The robot’s potential use in human surgery includes embolisation applications. Photo: Handout

The robot is first driven to a specified position, guided by a low-frequency magnetic field created by the scientists. Then, activated by the radio magnetic field, the robot swells to support or prop up the targeted blood vessels.

It can withstand fluid flows of 0.24 metres per second, which is higher than the maximum blood flow velocity in a vascular artery, which is 0.049–0.19 metres per second. This proves its feasibility for potential use in human surgery, such as embolisation applications or to temporarily stop regional blood flow.

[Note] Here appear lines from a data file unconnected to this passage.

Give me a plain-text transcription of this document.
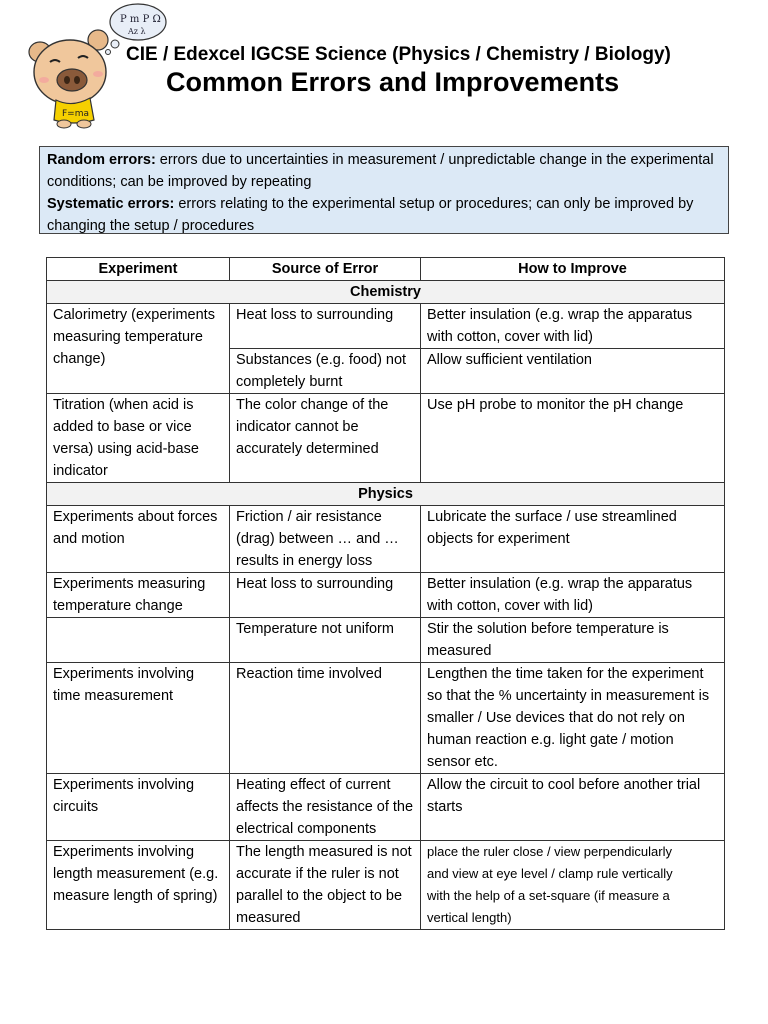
P m P Ω
Az λ
F=ma
CIE / Edexcel IGCSE Science (Physics / Chemistry / Biology)
Common Errors and Improvements
Random errors: errors due to uncertainties in measurement / unpredictable change in the experimental conditions; can be improved by repeating
Systematic errors: errors relating to the experimental setup or procedures; can only be improved by changing the setup / procedures
Experiment	Source of Error	How to Improve
Chemistry		
Calorimetry (experiments measuring temperature change)	Heat loss to surrounding	Better insulation (e.g. wrap the apparatus with cotton, cover with lid)
	Substances (e.g. food) not completely burnt	Allow sufficient ventilation
Titration (when acid is added to base or vice versa) using acid-base indicator	The color change of the indicator cannot be accurately determined	Use pH probe to monitor the pH change
Physics		
Experiments about forces and motion	Friction / air resistance (drag) between … and … results in energy loss	Lubricate the surface / use streamlined objects for experiment
Experiments measuring temperature change	Heat loss to surrounding	Better insulation (e.g. wrap the apparatus with cotton, cover with lid)
	Temperature not uniform	Stir the solution before temperature is measured
Experiments involving time measurement	Reaction time involved	Lengthen the time taken for the experiment so that the % uncertainty in measurement is smaller / Use devices that do not rely on human reaction e.g. light gate / motion sensor etc.
Experiments involving circuits	Heating effect of current affects the resistance of the electrical components	Allow the circuit to cool before another trial starts
Experiments involving length measurement (e.g. measure length of spring)	The length measured is not accurate if the ruler is not parallel to the object to be measured	place the ruler close / view perpendicularly
and view at eye level / clamp rule vertically
with the help of a set-square (if measure a
vertical length)
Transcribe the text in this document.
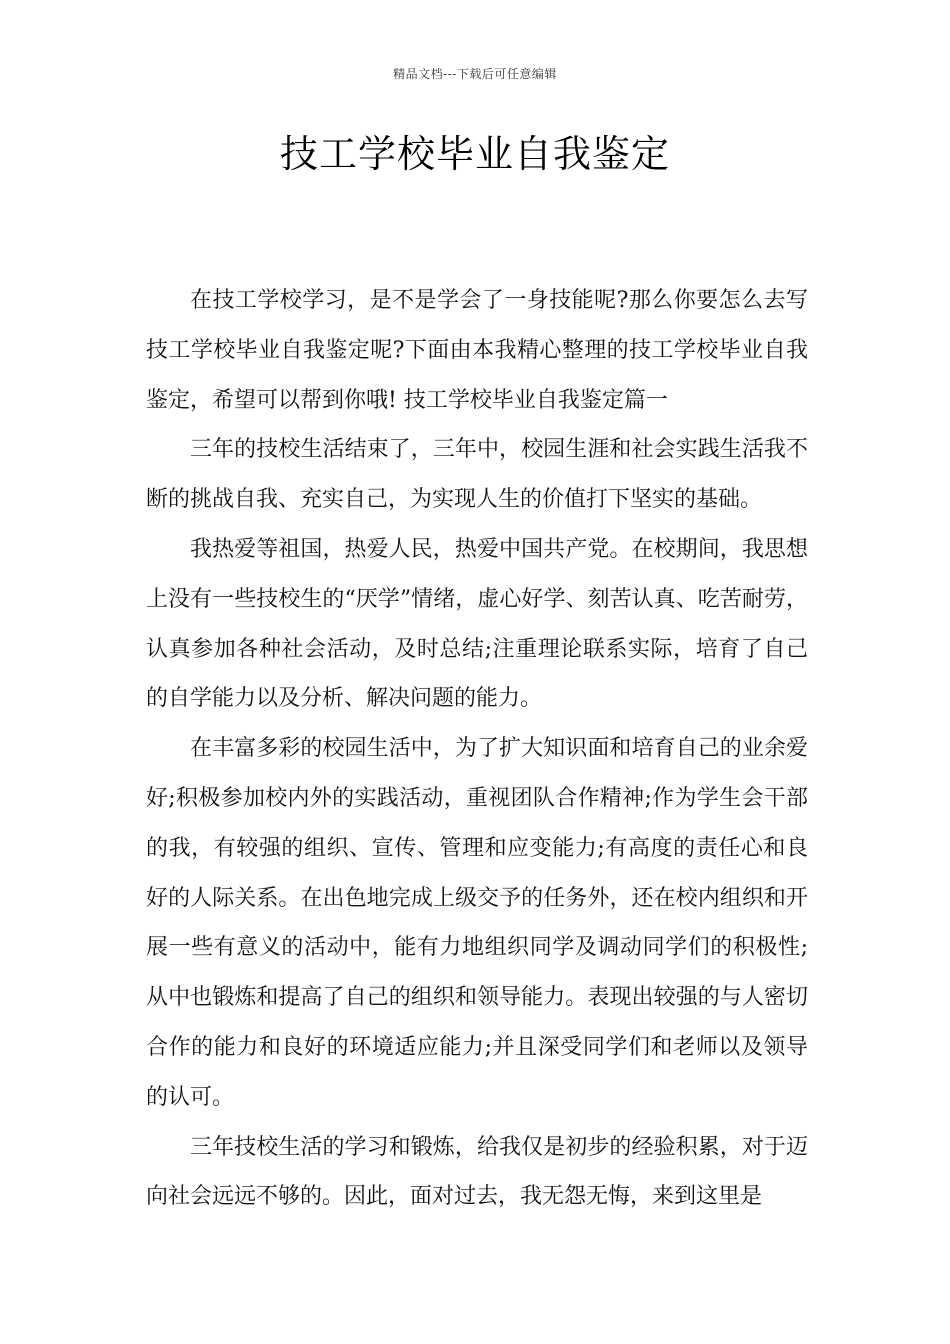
精品文档---下载后可任意编辑
技工学校毕业自我鉴定

在技工学校学习，是不是学会了一身技能呢?那么你要怎么去写技工学校毕业自我鉴定呢?下面由本我精心整理的技工学校毕业自我鉴定，希望可以帮到你哦! 技工学校毕业自我鉴定篇一

三年的技校生活结束了，三年中，校园生涯和社会实践生活我不断的挑战自我、充实自己，为实现人生的价值打下坚实的基础。

我热爱等祖国，热爱人民，热爱中国共产党。在校期间，我思想上没有一些技校生的“厌学”情绪，虚心好学、刻苦认真、吃苦耐劳，认真参加各种社会活动，及时总结;注重理论联系实际，培育了自己的自学能力以及分析、解决问题的能力。

在丰富多彩的校园生活中，为了扩大知识面和培育自己的业余爱好;积极参加校内外的实践活动，重视团队合作精神;作为学生会干部的我，有较强的组织、宣传、管理和应变能力;有高度的责任心和良好的人际关系。在出色地完成上级交予的任务外，还在校内组织和开展一些有意义的活动中，能有力地组织同学及调动同学们的积极性;从中也锻炼和提高了自己的组织和领导能力。表现出较强的与人密切合作的能力和良好的环境适应能力;并且深受同学们和老师以及领导的认可。

三年技校生活的学习和锻炼，给我仅是初步的经验积累，对于迈向社会远远不够的。因此，面对过去，我无怨无悔，来到这里是
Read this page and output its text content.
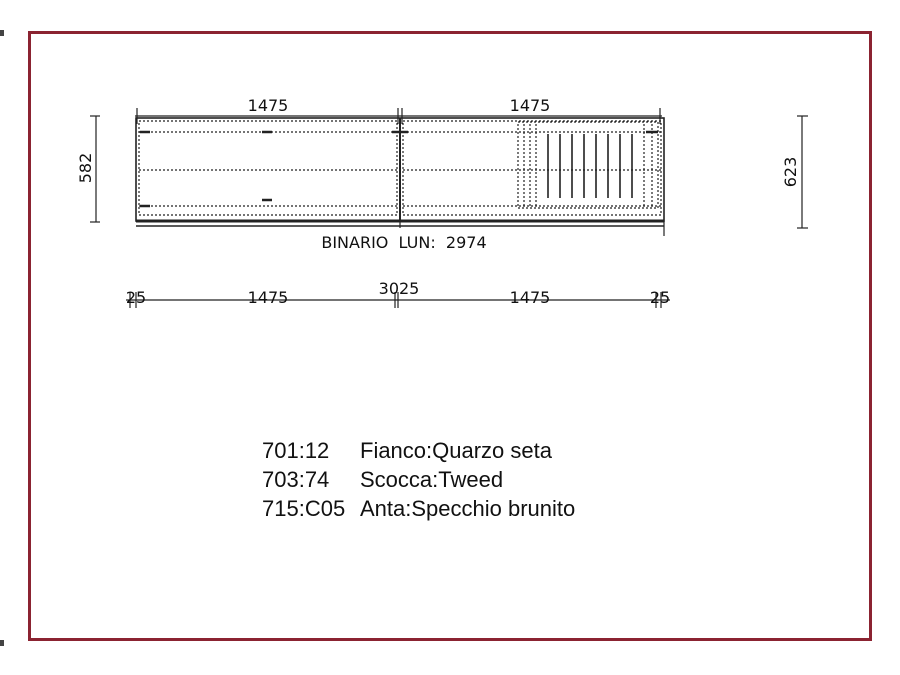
1475	1475
582	623
BINARIO  LUN:  2974
3025
25	1475	1475	25
701:12	Fianco:Quarzo seta
703:74	Scocca:Tweed
715:C05 Anta:Specchio brunito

Another application could be as a reversible stent for coronary artery disease, a condition that affects millions of people worldwide. Stent placement is currently one of the main methods for doctors to address conditions that require the widening of a blocked blood vessel to improve arterial flow.

Tang and his colleagues combined a millimetre-scale soft robot capable of self-locking with a sleeve possessing shape memory, in order to make a reversible stent.

The inflation process of the robot under magnetic heating. Photo: Tang Yichao

Moving under magnetic remote control, the robot is able to trigger inflation at the site of targeted blood vessels to anchor the stent, while the elastic sleeve helps with the recycling and relocation of the device.

“Compared to traditional stents that require catheter delivery, and remain permanently in the body once released, the new stent can be repositioned or retrieved,” Tang said in the paper.

“The anchoring force of this device at the expanded state is measured to be 3 Newtons, which is also higher than the performance of a vascular stent of a similar size [0.25 N],” he added.

However, while the potential applications bring hope, several issues still need to be addressed to broaden the functionalities and secure the safety of this magnetic robot.

“The operating temperature of the proposed robot is about 50 degrees Celsius [122 degrees Fahrenheit],” Tang wrote. “We still need to regulate that to physiologically relevant conditions,” he said, highlighting the need for “further examinations before long-term application”.